On October 18th, 1867, the U.S. would make an arrangement with Russia in order to take possession of Alaska. The purchase price for the territory that was agreed upon was $7.2 million that was the equivalent of fewer than two cents an acre. The decision to purchase this land, which is roughly twice the measurement of Texas and consists of 586, 412 square miles, was the idea of William Henry Seward who served under President Andrew Johnson as the excitable expansionist secretary of state. Without him, Alaska would most likely still belong to Russia today.
Looking back at what was going on in the world during that time, it made perfect sense for Russia to have made the decision to sell the Alaska territory. Russia had several reasons for wanting to sell the Alaska territory such as it was hard to defend was remote and the population was sparse. Furthermore, it was better to make a profit by selling to the U.S. instead of running the risk of having it taken away in battle from a rival like Great Britain. Seward (1801-1872) began negotiations in March of 1867 with Eduard de Stoeckl, the Russian minister to the United States. However, this was not a decision that Americans felt was a wise one.
Since President Johnson was considered unpopular by many, the decision to purchase Alaska was not well received. According to the American public, the ongoing belief was that the land was worthless and barren as well as using derogatory names to describe the purchase such as “Andrew Johnson’s Polar Bear Garden” and “Seward’s Folly.” This was of no real surprise as the animosity towards the purchase most likely stemmed from how unpopular the President was. Johnson was the 17th United States President who found himself at odds with Radical Republicans in Congress regarding policies of Reconstruction after the Civil War. He also had to deal with being impeached in 1868 but survived the process by only one vote! Despite this, Congress would eventually approve the Alaska purchase and even public opinion would change in his favor.

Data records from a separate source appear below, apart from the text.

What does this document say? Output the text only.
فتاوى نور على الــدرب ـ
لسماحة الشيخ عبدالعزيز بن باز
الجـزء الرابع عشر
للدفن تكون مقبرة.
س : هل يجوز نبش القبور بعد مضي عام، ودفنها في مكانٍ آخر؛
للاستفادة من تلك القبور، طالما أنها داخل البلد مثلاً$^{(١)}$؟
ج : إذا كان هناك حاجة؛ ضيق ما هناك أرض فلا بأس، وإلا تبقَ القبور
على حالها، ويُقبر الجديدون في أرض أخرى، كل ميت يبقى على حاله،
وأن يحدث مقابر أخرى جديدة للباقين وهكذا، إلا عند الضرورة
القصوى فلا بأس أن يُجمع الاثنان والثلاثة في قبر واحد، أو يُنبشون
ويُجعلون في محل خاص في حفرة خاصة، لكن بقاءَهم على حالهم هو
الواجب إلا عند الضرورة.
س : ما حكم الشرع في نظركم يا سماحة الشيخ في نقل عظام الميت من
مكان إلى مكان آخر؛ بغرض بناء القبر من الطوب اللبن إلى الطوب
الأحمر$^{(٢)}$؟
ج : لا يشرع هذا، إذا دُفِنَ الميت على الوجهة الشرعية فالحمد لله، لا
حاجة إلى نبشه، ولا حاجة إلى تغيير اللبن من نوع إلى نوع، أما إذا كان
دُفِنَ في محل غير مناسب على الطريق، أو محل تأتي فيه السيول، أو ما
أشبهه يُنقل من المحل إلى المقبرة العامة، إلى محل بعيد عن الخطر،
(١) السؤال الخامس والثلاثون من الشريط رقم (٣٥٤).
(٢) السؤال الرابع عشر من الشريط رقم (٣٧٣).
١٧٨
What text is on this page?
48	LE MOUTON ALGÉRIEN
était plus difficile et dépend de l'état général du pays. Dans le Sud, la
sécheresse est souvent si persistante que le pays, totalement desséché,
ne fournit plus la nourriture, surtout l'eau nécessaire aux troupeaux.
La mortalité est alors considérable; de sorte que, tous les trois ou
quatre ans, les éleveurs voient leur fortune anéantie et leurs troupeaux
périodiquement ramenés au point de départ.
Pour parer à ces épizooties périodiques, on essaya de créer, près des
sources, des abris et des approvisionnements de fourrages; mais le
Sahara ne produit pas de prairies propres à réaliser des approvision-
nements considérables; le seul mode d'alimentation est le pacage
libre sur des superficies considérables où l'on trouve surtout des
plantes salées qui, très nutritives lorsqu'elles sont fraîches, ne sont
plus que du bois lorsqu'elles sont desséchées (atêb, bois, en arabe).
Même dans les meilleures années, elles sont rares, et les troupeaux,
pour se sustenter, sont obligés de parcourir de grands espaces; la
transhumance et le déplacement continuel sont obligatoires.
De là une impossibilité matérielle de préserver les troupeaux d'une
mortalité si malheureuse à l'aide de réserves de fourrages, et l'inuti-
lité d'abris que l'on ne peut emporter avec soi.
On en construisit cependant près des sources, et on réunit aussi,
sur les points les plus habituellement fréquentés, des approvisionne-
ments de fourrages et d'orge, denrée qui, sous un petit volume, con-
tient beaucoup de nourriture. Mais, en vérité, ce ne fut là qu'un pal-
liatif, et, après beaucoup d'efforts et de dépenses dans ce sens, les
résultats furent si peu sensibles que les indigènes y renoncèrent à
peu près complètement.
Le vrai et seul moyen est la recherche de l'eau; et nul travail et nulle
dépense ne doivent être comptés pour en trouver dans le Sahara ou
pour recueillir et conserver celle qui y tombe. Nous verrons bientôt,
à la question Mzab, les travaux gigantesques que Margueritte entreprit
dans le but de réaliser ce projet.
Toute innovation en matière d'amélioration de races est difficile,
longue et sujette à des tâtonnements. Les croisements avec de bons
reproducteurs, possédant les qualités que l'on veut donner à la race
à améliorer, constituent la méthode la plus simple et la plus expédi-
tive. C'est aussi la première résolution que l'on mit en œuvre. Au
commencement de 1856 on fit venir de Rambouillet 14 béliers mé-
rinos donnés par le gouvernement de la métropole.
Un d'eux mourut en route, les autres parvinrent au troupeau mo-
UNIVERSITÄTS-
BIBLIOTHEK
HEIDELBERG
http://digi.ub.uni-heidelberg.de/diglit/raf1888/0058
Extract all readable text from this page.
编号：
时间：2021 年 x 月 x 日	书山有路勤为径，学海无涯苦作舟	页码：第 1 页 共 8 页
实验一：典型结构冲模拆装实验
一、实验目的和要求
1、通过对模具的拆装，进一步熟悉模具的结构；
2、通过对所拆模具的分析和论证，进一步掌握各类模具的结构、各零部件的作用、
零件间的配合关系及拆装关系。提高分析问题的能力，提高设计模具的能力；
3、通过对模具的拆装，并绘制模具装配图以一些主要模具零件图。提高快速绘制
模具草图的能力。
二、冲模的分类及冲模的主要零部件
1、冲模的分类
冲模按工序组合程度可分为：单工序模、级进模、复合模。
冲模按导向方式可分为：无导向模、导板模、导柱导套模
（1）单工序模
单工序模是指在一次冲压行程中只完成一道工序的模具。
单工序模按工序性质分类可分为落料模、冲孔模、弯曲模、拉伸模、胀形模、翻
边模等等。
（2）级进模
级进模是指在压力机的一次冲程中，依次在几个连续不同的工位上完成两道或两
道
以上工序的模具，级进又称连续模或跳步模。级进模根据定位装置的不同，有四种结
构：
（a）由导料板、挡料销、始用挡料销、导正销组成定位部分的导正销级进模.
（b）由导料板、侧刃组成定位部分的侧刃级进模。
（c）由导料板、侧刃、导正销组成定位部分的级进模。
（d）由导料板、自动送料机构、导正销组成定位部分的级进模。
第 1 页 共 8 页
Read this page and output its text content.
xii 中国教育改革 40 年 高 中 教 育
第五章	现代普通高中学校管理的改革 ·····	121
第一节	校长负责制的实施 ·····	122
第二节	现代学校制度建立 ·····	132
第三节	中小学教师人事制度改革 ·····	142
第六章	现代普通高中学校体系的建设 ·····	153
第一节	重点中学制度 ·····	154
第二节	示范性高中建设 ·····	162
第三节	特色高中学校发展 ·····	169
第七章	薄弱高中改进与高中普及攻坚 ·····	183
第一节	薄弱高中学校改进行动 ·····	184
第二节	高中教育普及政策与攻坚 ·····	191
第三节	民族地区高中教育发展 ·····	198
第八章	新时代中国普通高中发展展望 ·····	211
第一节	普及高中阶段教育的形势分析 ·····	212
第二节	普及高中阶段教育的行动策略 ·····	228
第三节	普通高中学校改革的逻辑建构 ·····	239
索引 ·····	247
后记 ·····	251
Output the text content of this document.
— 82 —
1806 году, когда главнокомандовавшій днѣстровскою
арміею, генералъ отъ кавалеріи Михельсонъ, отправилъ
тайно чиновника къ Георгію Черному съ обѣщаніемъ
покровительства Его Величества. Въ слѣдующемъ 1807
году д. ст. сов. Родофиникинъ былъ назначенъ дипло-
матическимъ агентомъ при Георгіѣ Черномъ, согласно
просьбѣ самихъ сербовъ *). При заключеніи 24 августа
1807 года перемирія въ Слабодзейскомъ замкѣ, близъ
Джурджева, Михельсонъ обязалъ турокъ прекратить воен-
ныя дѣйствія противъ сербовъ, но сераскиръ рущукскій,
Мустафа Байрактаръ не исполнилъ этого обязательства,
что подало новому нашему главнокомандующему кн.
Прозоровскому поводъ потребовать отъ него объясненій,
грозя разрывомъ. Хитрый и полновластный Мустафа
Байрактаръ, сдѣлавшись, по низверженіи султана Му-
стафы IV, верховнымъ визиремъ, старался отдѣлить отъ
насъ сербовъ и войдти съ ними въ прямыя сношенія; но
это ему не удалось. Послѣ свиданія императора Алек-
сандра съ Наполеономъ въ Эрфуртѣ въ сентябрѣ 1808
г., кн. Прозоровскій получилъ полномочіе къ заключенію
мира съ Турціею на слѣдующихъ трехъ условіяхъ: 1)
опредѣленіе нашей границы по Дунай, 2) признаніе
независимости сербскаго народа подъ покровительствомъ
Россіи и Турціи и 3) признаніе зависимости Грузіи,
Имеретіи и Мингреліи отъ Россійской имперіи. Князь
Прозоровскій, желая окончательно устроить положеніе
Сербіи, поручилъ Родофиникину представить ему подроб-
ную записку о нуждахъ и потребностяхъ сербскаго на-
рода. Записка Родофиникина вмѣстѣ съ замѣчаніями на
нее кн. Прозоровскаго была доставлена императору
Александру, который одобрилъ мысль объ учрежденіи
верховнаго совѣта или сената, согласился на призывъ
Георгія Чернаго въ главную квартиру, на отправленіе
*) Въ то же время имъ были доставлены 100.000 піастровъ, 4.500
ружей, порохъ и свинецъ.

The main reason for public opinion about the deal for changing had to do with the discovery of gold in 1896 on a tributary of Alaska’s Klondike River that created a gold rush. Ironically, it did not actually become a state until January 3rd, 1959 and today has become known for containing a large number of natural resources. At present, fifty percent of America’s seafood and twenty-five percent of its oil comes from Alaska. Even though the population is still sparse, it is the largest state in the area, roughly one-fifth the size of the combined lower 48 states. The state celebrates their history with two holidays: Alaska Day is recognized on October 18th which signifies the anniversary of the actual transfer of land and Seward’s Day, which is celebrated on the last Monday of March because March 30th, 1867 was the actual signing of the land agreement between Russia and the U.S.